In the month that we have been back in the UK however, there have been a couple of South American news stories actually made it to the UK press. The first, a bus crash in Ecuador involved British kids on a gap year project, otherwise it probably wouldn’t have featured. The Independent travel editor, one Simon Calder, described the country’s infrastructure as “basic”, and said:
“This is a third world country with all the problems that come with that.” There’s nothing like an insightful piece of analysis to enable the reader to understand the story… and that is nothing like an insightful piece of analysis, but it was quoted by the BBC, so presumably it was the best elucidation available and at least Mr Calder was able to identify correctly the country he was writing about, which is probably all it takes to put a journalist into the “elite” class when reporting on South America. This leads us on to the South American news story covered last week, i.e. the Bolivian department of Santa Cruz voting for economic autonomy. The story was interpreted in The Independent as “Santa Cruz voting on distancing themselves from Lima“. I rest my case.

Great British traditions…

… income tax and morris dancing.
The tax office, the beloved tax office. Martin logged on to the tax office website and thus discovered that he had been re-designated as the owner of one “Saffron Indian Cuisine”. We don’t know where Saffron Indian Cuisine is, which is a shame because we’d like to call in for a meal, since we apparently own the business. Meanwhile we applied to calculate my tax online. My pin-number arrived promptly through the post, to my house, with all the correct details, apart from the small oversight that I had been renamed as a Mr CD Jones. Pro-ID-card campaigners used to suggest that people with nothing to hide would have nothing to fear from ID cards. Clearly this is not true for as long as government computer systems continue to perform these spectacular identity mix-ups with such inevitability.

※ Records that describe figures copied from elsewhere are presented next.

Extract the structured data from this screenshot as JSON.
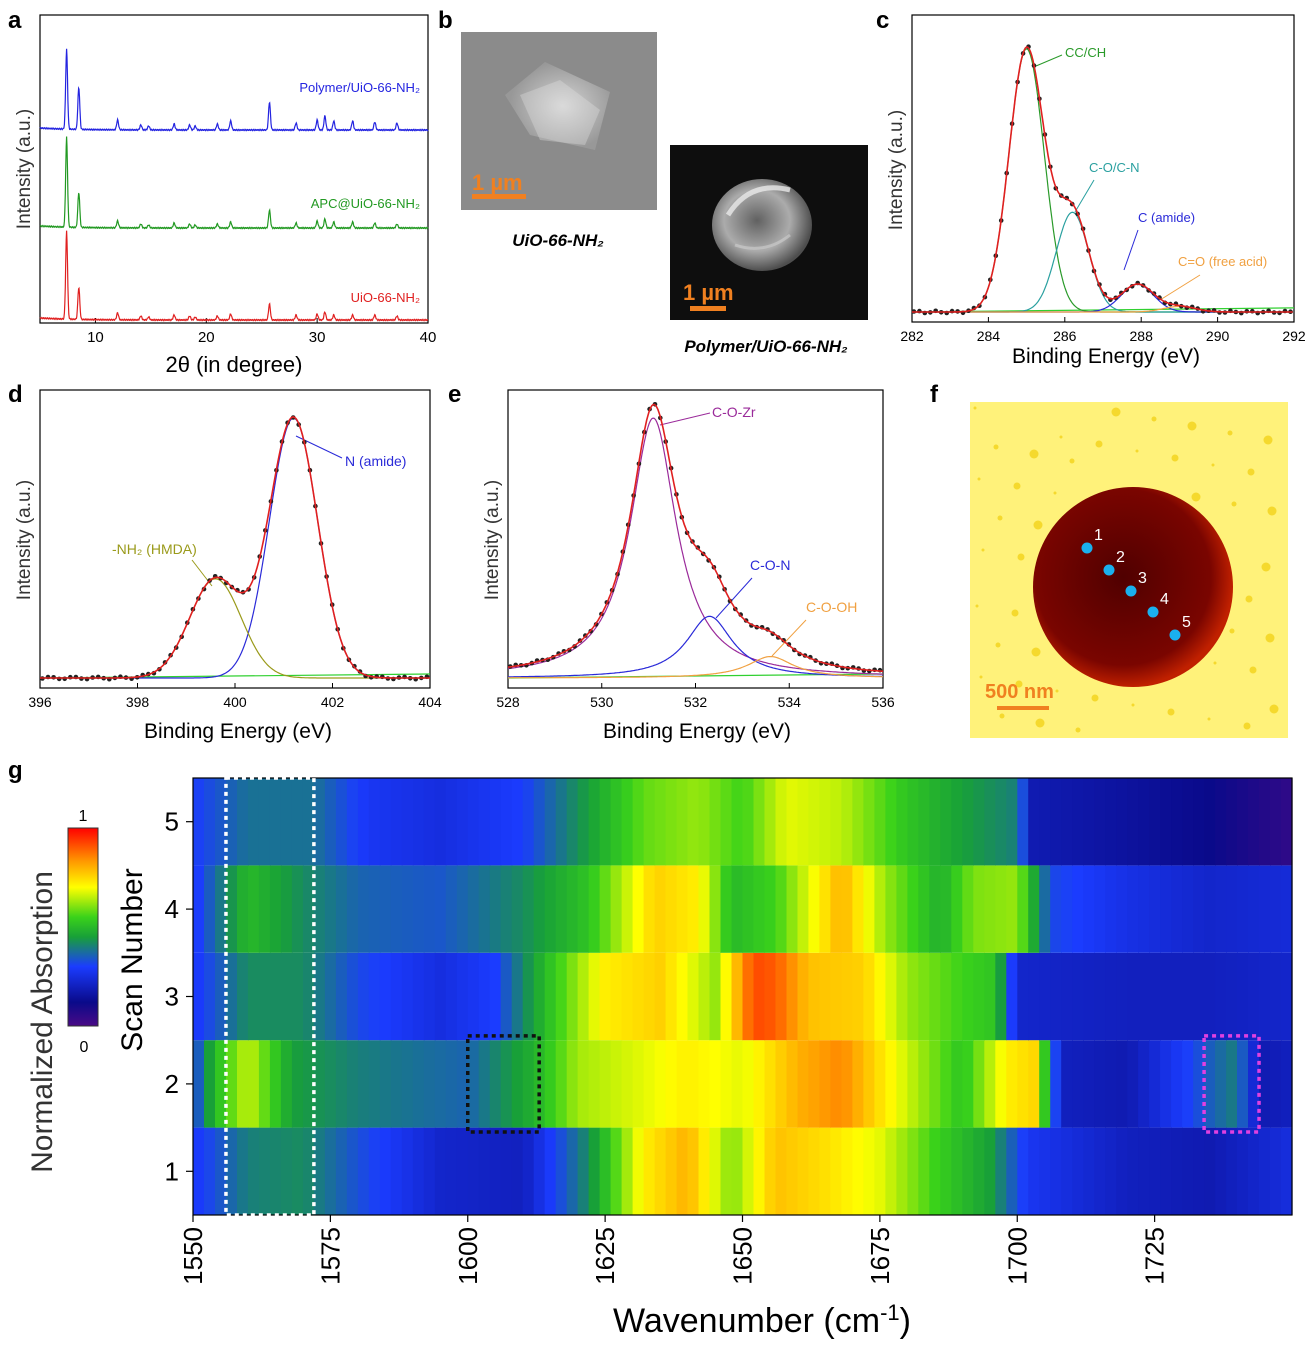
{
  "panels": {
    "a": {
      "letter": "a"
    },
    "b": {
      "letter": "b",
      "scale_left": "1 µm",
      "scale_right": "1 µm",
      "caption_left": "UiO-66-NH₂",
      "caption_right": "Polymer/UiO-66-NH₂"
    },
    "c": {
      "letter": "c"
    },
    "d": {
      "letter": "d"
    },
    "e": {
      "letter": "e"
    },
    "f": {
      "letter": "f",
      "scale": "500 nm",
      "points": [
        "1",
        "2",
        "3",
        "4",
        "5"
      ]
    },
    "g": {
      "letter": "g"
    }
  },
  "chart_data": [
    {
      "panel": "a",
      "type": "line",
      "xlabel": "2θ (in degree)",
      "ylabel": "Intensity (a.u.)",
      "xlim": [
        5,
        40
      ],
      "xticks": [
        10,
        20,
        30,
        40
      ],
      "peaks_2theta": [
        7.4,
        8.5,
        12.0,
        14.1,
        14.8,
        17.1,
        18.5,
        19.0,
        21.0,
        22.2,
        25.7,
        28.1,
        30.0,
        30.7,
        31.5,
        33.2,
        35.2,
        37.2
      ],
      "series": [
        {
          "name": "Polymer/UiO-66-NH₂",
          "color": "#2424e0"
        },
        {
          "name": "APC@UiO-66-NH₂",
          "color": "#229922"
        },
        {
          "name": "UiO-66-NH₂",
          "color": "#e02020"
        }
      ]
    },
    {
      "panel": "c",
      "type": "line",
      "xlabel": "Binding Energy (eV)",
      "ylabel": "Intensity (a.u.)",
      "xlim": [
        282,
        292
      ],
      "xticks": [
        282,
        284,
        286,
        288,
        290,
        292
      ],
      "components": [
        {
          "name": "CC/CH",
          "center": 285.0,
          "height": 0.95,
          "width": 0.65,
          "color": "#2a9a2a"
        },
        {
          "name": "C-O/C-N",
          "center": 286.2,
          "height": 0.36,
          "width": 0.6,
          "color": "#2aa0a0"
        },
        {
          "name": "C (amide)",
          "center": 287.9,
          "height": 0.1,
          "width": 0.6,
          "color": "#2a2ad8"
        },
        {
          "name": "C=O (free acid)",
          "center": 289.0,
          "height": 0.02,
          "width": 0.6,
          "color": "#f0a040"
        }
      ]
    },
    {
      "panel": "d",
      "type": "line",
      "xlabel": "Binding Energy (eV)",
      "ylabel": "Intensity (a.u.)",
      "xlim": [
        396,
        404
      ],
      "xticks": [
        396,
        398,
        400,
        402,
        404
      ],
      "components": [
        {
          "name": "N (amide)",
          "center": 401.2,
          "height": 0.97,
          "width": 0.7,
          "color": "#2a2ad8"
        },
        {
          "name": "-NH₂ (HMDA)",
          "center": 399.6,
          "height": 0.37,
          "width": 0.75,
          "color": "#9a9a1a"
        }
      ]
    },
    {
      "panel": "e",
      "type": "line",
      "xlabel": "Binding Energy (eV)",
      "ylabel": "Intensity (a.u.)",
      "xlim": [
        528,
        536
      ],
      "xticks": [
        528,
        530,
        532,
        534,
        536
      ],
      "components": [
        {
          "name": "C-O-Zr",
          "center": 531.1,
          "height": 0.97,
          "width": 0.6,
          "color": "#9a2a9a"
        },
        {
          "name": "C-O-N",
          "center": 532.3,
          "height": 0.23,
          "width": 0.6,
          "color": "#2a2ad8"
        },
        {
          "name": "C-O-OH",
          "center": 533.6,
          "height": 0.08,
          "width": 0.6,
          "color": "#f0a040"
        }
      ]
    },
    {
      "panel": "g",
      "type": "heatmap",
      "xlabel": "Wavenumber (cm⁻¹)",
      "ylabel": "Scan Number",
      "xlim": [
        1550,
        1750
      ],
      "xticks": [
        1550,
        1575,
        1600,
        1625,
        1650,
        1675,
        1700,
        1725
      ],
      "yticks": [
        1,
        2,
        3,
        4,
        5
      ],
      "colorbar": {
        "label": "Normalized  Absorption",
        "min": "0",
        "max": "1"
      },
      "rows": [
        {
          "scan": 1,
          "profile": [
            [
              1550,
              0.28
            ],
            [
              1560,
              0.4
            ],
            [
              1570,
              0.42
            ],
            [
              1580,
              0.33
            ],
            [
              1595,
              0.22
            ],
            [
              1610,
              0.2
            ],
            [
              1622,
              0.42
            ],
            [
              1632,
              0.72
            ],
            [
              1640,
              0.8
            ],
            [
              1648,
              0.6
            ],
            [
              1656,
              0.78
            ],
            [
              1665,
              0.74
            ],
            [
              1675,
              0.68
            ],
            [
              1685,
              0.55
            ],
            [
              1695,
              0.45
            ],
            [
              1702,
              0.28
            ],
            [
              1720,
              0.2
            ],
            [
              1735,
              0.18
            ],
            [
              1750,
              0.25
            ]
          ]
        },
        {
          "scan": 2,
          "profile": [
            [
              1550,
              0.3
            ],
            [
              1554,
              0.5
            ],
            [
              1560,
              0.66
            ],
            [
              1568,
              0.45
            ],
            [
              1580,
              0.4
            ],
            [
              1590,
              0.38
            ],
            [
              1600,
              0.36
            ],
            [
              1612,
              0.48
            ],
            [
              1620,
              0.63
            ],
            [
              1632,
              0.68
            ],
            [
              1640,
              0.72
            ],
            [
              1650,
              0.68
            ],
            [
              1660,
              0.8
            ],
            [
              1668,
              0.85
            ],
            [
              1680,
              0.66
            ],
            [
              1690,
              0.52
            ],
            [
              1698,
              0.72
            ],
            [
              1703,
              0.75
            ],
            [
              1708,
              0.2
            ],
            [
              1720,
              0.18
            ],
            [
              1735,
              0.35
            ],
            [
              1740,
              0.4
            ],
            [
              1744,
              0.18
            ],
            [
              1750,
              0.2
            ]
          ]
        },
        {
          "scan": 3,
          "profile": [
            [
              1550,
              0.28
            ],
            [
              1560,
              0.42
            ],
            [
              1570,
              0.42
            ],
            [
              1580,
              0.32
            ],
            [
              1595,
              0.25
            ],
            [
              1605,
              0.3
            ],
            [
              1615,
              0.52
            ],
            [
              1625,
              0.72
            ],
            [
              1635,
              0.76
            ],
            [
              1645,
              0.62
            ],
            [
              1652,
              0.92
            ],
            [
              1656,
              0.9
            ],
            [
              1662,
              0.78
            ],
            [
              1672,
              0.76
            ],
            [
              1680,
              0.62
            ],
            [
              1690,
              0.55
            ],
            [
              1696,
              0.52
            ],
            [
              1700,
              0.22
            ],
            [
              1720,
              0.2
            ],
            [
              1735,
              0.2
            ],
            [
              1750,
              0.22
            ]
          ]
        },
        {
          "scan": 4,
          "profile": [
            [
              1550,
              0.28
            ],
            [
              1560,
              0.5
            ],
            [
              1570,
              0.42
            ],
            [
              1580,
              0.36
            ],
            [
              1595,
              0.34
            ],
            [
              1610,
              0.42
            ],
            [
              1622,
              0.52
            ],
            [
              1634,
              0.76
            ],
            [
              1642,
              0.72
            ],
            [
              1648,
              0.5
            ],
            [
              1656,
              0.55
            ],
            [
              1668,
              0.8
            ],
            [
              1676,
              0.62
            ],
            [
              1686,
              0.48
            ],
            [
              1692,
              0.6
            ],
            [
              1700,
              0.62
            ],
            [
              1706,
              0.32
            ],
            [
              1720,
              0.26
            ],
            [
              1735,
              0.22
            ],
            [
              1750,
              0.24
            ]
          ]
        },
        {
          "scan": 5,
          "profile": [
            [
              1550,
              0.3
            ],
            [
              1560,
              0.38
            ],
            [
              1572,
              0.38
            ],
            [
              1582,
              0.28
            ],
            [
              1595,
              0.25
            ],
            [
              1610,
              0.3
            ],
            [
              1622,
              0.45
            ],
            [
              1632,
              0.58
            ],
            [
              1642,
              0.62
            ],
            [
              1650,
              0.55
            ],
            [
              1658,
              0.68
            ],
            [
              1668,
              0.65
            ],
            [
              1680,
              0.52
            ],
            [
              1690,
              0.45
            ],
            [
              1700,
              0.4
            ],
            [
              1703,
              0.18
            ],
            [
              1720,
              0.15
            ],
            [
              1735,
              0.12
            ],
            [
              1750,
              0.05
            ]
          ]
        }
      ],
      "boxes": [
        {
          "color": "#ffffff",
          "x": [
            1556,
            1572
          ],
          "y": [
            0.5,
            5.5
          ]
        },
        {
          "color": "#111111",
          "x": [
            1600,
            1613
          ],
          "y": [
            1.45,
            2.55
          ]
        },
        {
          "color": "#e040e0",
          "x": [
            1734,
            1744
          ],
          "y": [
            1.45,
            2.55
          ]
        }
      ]
    }
  ]
}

Joni on Morris dancer's horseI had forgotten it was May Day today. We were having a quiet pub-lunch with some friends, when a man dressed as a tree appeared at the bar. He was closely followed by the Offley Morris men, complete with bells, flowers, sticks and the ubiquitous handkerchief. Close inspection under the floral hat revealed one suspect to be the father of my friend from childhood. So we swopped family yarns, and Joni rode on his horsey. May Day is a big day in a Morris dancer’s calendar. They start at sunrise and drink… er… I mean dance, in a packed and varied itinerary of locations throughout the day. So they downed a swift pint and performed four dances in the car-park accompanied by accordion, fiddle and a lot of banter, before moving on down the road. I explained to Joni that this fine tradition is part of his heritage, should he choose to accept it. Question is, how am I supposed to explain it for our Argentinean readership?